Please dont have a go at me, I know I did the wrong thing, but really need some advice. It is a really difficult situation.

OP posts:
SparklingSarah · 19/04/2009 23:51

aww listen we all do stupid things

I don't really have any advice which is crap but I just hated seeing this lonely and unanswered.

Could you speak to your solictor and see what's what?

The only thing I will say is try and stay "stable"
choose where and when he sees DD and do your utmost to stick with that - sure plans change things go awry or prior engaements call but overall for instance friday afternoon x-x is his time - find something to do art class pottery sleeping! girls night whatever to do in this time.

maybe get some counselling keep your head in sync.
Life is a weird thing sometimes - but you have to live it so make the best of it!

notoverit · 20/04/2009 08:26

Thansk for your reply, and for not telling me how terrible I am.

I cant tell my solicitor I have been in contact with him as I feel worried that I will get in trouble, and everyone will feel I have been wasting court time etc, and then to speak to him again, it would make all I have been through a waste of time.

I was only going to let him see dd once and after that it would be contact centres or what ever the court decides.
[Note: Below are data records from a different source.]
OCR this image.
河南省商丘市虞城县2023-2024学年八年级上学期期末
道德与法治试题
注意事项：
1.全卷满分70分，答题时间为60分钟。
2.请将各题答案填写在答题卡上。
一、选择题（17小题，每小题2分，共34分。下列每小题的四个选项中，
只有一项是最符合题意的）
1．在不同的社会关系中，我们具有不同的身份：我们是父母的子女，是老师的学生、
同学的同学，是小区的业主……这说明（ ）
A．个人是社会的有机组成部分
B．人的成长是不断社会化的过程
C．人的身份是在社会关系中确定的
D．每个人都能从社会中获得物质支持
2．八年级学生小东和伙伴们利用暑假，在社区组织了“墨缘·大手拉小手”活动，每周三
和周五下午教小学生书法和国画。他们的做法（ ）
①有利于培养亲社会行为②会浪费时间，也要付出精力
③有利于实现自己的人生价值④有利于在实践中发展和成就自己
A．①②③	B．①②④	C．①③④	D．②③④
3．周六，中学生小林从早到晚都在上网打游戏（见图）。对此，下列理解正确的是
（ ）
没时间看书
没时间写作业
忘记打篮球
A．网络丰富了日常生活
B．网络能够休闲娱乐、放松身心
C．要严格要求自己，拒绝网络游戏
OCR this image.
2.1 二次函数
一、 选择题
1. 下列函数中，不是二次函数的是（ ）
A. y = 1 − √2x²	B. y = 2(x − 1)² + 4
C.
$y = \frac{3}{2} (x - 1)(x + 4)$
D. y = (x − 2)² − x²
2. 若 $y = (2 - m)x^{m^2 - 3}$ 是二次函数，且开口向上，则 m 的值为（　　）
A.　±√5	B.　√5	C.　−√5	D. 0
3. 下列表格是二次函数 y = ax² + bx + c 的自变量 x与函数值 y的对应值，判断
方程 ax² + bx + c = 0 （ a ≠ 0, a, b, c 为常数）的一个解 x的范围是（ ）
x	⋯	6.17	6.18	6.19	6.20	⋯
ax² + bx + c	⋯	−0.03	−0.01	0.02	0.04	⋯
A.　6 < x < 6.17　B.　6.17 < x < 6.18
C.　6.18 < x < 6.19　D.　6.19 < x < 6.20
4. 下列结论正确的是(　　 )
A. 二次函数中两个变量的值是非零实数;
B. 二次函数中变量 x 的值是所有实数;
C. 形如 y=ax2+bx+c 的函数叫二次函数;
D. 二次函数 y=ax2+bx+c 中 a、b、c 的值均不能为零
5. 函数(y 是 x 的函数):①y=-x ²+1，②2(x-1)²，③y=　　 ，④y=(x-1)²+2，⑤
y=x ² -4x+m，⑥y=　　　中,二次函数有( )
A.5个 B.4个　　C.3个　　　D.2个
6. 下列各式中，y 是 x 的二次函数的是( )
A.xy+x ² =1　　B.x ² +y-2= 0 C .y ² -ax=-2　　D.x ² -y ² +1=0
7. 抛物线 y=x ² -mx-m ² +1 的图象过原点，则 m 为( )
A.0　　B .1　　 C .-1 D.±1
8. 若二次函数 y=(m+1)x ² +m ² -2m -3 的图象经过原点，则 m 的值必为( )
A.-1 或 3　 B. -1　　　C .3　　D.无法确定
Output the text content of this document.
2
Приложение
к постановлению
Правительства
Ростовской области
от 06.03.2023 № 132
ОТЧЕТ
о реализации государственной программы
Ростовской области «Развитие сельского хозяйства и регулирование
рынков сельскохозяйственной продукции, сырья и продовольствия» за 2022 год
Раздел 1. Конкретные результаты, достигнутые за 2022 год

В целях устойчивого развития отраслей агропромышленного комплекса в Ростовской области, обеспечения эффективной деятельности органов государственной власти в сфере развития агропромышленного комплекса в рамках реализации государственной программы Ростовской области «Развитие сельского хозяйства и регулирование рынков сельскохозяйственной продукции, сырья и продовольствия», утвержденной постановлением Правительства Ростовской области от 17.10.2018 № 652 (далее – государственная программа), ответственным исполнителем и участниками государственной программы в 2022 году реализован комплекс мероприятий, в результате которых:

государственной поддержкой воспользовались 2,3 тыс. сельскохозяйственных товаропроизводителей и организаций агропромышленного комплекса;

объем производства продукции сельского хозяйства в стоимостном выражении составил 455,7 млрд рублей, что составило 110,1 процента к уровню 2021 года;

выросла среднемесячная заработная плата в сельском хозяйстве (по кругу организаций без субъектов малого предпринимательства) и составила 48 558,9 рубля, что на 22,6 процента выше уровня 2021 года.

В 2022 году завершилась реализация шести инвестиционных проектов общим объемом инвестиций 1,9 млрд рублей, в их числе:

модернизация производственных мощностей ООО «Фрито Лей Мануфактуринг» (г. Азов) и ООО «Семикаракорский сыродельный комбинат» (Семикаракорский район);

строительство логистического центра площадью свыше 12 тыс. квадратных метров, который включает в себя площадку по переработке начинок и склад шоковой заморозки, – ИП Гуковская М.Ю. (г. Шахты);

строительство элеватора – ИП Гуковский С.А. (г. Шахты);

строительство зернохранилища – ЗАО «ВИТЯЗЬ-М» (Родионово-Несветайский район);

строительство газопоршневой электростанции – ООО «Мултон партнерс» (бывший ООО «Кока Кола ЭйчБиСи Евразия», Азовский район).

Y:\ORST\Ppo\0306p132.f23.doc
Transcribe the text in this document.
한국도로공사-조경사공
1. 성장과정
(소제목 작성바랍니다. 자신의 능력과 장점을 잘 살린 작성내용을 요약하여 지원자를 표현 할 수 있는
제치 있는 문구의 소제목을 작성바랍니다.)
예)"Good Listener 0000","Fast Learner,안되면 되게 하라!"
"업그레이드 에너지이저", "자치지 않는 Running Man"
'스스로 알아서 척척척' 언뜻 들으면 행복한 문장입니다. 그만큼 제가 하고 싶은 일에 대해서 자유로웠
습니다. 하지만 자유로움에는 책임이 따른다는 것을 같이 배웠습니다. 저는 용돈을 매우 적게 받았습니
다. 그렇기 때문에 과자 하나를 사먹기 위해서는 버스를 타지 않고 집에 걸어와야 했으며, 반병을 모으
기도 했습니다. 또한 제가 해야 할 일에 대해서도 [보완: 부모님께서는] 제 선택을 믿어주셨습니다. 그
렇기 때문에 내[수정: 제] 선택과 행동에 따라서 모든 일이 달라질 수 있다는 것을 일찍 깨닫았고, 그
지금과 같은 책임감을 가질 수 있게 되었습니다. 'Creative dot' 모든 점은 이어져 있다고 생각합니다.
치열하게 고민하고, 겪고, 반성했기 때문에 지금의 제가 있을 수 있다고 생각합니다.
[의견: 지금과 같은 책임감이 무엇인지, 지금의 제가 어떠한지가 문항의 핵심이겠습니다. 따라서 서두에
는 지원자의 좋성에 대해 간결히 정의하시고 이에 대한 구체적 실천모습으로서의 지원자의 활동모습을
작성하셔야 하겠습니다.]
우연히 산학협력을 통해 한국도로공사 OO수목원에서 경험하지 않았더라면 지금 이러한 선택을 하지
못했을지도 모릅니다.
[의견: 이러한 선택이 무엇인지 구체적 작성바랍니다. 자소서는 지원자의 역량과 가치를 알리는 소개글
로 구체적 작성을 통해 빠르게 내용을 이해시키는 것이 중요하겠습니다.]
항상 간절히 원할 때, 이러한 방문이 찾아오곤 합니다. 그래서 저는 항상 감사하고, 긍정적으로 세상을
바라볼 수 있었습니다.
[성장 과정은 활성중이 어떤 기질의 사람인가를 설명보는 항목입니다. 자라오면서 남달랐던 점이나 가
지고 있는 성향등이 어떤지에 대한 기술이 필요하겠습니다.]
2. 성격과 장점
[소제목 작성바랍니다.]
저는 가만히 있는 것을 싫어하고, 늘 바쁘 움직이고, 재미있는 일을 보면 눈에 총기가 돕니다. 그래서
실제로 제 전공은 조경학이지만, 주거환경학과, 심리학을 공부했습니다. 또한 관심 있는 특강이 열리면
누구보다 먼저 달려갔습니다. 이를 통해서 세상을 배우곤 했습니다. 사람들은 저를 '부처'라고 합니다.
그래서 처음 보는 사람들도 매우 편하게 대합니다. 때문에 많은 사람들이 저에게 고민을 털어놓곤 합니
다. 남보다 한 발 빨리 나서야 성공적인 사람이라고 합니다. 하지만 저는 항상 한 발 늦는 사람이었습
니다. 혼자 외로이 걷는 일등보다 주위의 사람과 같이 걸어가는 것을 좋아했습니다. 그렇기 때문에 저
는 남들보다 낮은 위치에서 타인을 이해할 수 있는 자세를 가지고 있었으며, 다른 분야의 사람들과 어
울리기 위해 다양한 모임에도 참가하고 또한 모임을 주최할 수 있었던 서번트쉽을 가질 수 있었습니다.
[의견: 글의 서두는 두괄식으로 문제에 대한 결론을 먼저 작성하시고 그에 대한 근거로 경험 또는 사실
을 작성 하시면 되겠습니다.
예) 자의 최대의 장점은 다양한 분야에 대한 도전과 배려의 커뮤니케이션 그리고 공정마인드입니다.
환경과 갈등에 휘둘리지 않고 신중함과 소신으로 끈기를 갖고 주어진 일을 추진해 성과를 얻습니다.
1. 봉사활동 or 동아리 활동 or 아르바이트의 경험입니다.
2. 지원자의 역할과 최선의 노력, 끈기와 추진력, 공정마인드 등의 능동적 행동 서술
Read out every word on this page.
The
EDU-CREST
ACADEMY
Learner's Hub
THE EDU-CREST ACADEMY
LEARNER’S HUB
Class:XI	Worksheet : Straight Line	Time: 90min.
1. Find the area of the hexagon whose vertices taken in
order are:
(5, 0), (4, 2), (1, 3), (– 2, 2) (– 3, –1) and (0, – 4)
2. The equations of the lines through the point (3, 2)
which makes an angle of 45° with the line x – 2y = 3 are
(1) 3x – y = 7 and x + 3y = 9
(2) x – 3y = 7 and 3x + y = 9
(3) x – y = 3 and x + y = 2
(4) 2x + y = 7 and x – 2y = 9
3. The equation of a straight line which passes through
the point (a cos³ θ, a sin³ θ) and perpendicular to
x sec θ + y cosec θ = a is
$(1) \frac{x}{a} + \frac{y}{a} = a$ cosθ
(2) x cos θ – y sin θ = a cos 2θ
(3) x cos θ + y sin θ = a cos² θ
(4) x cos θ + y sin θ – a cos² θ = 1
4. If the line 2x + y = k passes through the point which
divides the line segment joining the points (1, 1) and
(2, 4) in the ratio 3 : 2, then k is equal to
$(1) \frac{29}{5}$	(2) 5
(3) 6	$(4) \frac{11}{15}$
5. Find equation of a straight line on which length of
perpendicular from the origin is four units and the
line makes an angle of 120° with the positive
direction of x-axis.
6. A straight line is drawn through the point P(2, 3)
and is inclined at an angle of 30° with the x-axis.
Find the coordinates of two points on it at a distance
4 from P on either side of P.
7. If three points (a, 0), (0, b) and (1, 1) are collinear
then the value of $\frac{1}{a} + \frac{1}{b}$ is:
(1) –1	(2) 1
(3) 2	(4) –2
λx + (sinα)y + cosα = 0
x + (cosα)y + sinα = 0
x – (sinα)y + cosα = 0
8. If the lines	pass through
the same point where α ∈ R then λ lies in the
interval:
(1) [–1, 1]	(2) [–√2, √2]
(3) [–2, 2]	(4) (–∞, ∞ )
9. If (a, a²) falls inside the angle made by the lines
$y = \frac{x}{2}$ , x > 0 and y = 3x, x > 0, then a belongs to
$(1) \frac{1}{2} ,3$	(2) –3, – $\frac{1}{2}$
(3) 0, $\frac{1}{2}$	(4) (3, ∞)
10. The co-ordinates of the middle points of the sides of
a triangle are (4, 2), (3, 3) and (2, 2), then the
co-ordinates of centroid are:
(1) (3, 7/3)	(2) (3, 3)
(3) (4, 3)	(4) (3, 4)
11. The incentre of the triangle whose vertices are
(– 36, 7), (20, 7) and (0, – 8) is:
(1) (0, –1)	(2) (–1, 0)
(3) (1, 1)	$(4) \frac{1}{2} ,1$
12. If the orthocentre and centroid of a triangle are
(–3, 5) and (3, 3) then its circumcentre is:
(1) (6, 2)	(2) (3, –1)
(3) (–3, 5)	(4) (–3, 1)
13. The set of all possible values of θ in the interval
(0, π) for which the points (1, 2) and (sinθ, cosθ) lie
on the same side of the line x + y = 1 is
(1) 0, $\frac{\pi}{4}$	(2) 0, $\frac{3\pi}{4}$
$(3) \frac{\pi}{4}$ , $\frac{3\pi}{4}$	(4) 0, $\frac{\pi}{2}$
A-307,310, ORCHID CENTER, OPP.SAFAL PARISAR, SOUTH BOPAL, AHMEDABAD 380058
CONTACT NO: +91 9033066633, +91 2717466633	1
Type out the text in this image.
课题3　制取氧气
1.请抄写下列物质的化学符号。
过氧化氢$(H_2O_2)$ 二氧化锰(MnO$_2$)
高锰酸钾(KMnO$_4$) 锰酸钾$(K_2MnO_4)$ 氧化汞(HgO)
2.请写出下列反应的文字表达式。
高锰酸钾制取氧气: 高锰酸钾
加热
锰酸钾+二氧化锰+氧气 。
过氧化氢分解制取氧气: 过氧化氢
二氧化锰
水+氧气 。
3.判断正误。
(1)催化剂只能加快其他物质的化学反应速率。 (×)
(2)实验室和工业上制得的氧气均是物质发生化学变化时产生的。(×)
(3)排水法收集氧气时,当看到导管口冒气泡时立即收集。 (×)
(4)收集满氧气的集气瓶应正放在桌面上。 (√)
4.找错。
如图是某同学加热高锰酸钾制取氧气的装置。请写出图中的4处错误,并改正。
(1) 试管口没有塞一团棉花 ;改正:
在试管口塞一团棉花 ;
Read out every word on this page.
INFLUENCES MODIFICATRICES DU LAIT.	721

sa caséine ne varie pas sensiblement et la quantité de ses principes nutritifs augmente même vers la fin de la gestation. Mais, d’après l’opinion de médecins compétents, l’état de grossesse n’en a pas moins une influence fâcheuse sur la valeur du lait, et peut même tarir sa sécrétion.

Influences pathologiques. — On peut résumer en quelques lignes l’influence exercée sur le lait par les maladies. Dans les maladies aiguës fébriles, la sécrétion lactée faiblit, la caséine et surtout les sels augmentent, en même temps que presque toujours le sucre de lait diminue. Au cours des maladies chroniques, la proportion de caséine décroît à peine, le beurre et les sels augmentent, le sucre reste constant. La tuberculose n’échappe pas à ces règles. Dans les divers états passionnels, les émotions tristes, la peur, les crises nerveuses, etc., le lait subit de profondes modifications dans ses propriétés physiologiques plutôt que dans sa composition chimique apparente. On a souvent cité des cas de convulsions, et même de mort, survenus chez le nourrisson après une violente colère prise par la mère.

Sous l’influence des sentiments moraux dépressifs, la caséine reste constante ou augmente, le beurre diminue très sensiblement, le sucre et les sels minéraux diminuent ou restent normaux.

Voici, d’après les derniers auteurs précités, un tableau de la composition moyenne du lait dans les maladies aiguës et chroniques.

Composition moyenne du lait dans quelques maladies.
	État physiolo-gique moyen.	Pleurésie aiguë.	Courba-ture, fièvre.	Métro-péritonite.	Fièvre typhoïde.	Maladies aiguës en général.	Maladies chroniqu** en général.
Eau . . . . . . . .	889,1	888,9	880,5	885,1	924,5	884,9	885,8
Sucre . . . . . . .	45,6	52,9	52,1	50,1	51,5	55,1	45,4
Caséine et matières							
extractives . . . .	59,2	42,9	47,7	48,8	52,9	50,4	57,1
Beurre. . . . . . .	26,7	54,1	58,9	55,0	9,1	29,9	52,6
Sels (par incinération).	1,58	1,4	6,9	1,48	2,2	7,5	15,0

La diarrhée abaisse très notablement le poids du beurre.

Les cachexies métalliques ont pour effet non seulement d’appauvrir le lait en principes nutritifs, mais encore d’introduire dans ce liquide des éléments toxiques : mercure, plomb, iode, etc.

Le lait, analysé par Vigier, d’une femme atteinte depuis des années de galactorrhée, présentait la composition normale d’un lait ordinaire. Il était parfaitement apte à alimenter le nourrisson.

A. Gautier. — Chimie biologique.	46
I think I will go to the doctors and ask for counselling as I really need to get over him.

OP posts:
notoverit · 20/04/2009 17:18

I have been informed that he has been arrested, so that would be for not attending court to get sentenced. The lady that speaks to me to support me because of the domestic violence called to update me. She was unsure of why he would of been arrested and asked if he had been in contact with me? I said no so she said maybe he didn't attend court then.

Now I am worrying that they will find out we have been in contact and I will get in trouble? does anyone know if i will?

OP posts:
MuthaHubbard · 20/04/2009 19:35

if he has breach his bail conditions or failed to attend court a warrant will have been issued for his arrest.

the breach in his conditions MAY be because of the contact with yourself but I reckon from what you've said (that he failed to turn up for sentencing) it is more than likely that that is the reason the warrant was issued for his arrest. a breach in bail conditions can take a week or so (or even two or three) to filter down from probation to the court to eventually a warrant being issued. he probably knew he should have turned up, tried to avoid it but then got nicked anyway.

try not to worry too much (which I know is easier said than done)

gillybean2 · 21/04/2009 17:11

I would be careful of arranging contact with your dd before the contact centre arrangement. If you are happy for him to see her outside the contact centre before it is arrangemed he could argue that there is no need for the contact centre at all and teh judge might well agree given you have also 'agreed' by consenting to contact already. So he could well get unsupervised contact on that basis.

We all make mistakes. Fix this one before it goes any further.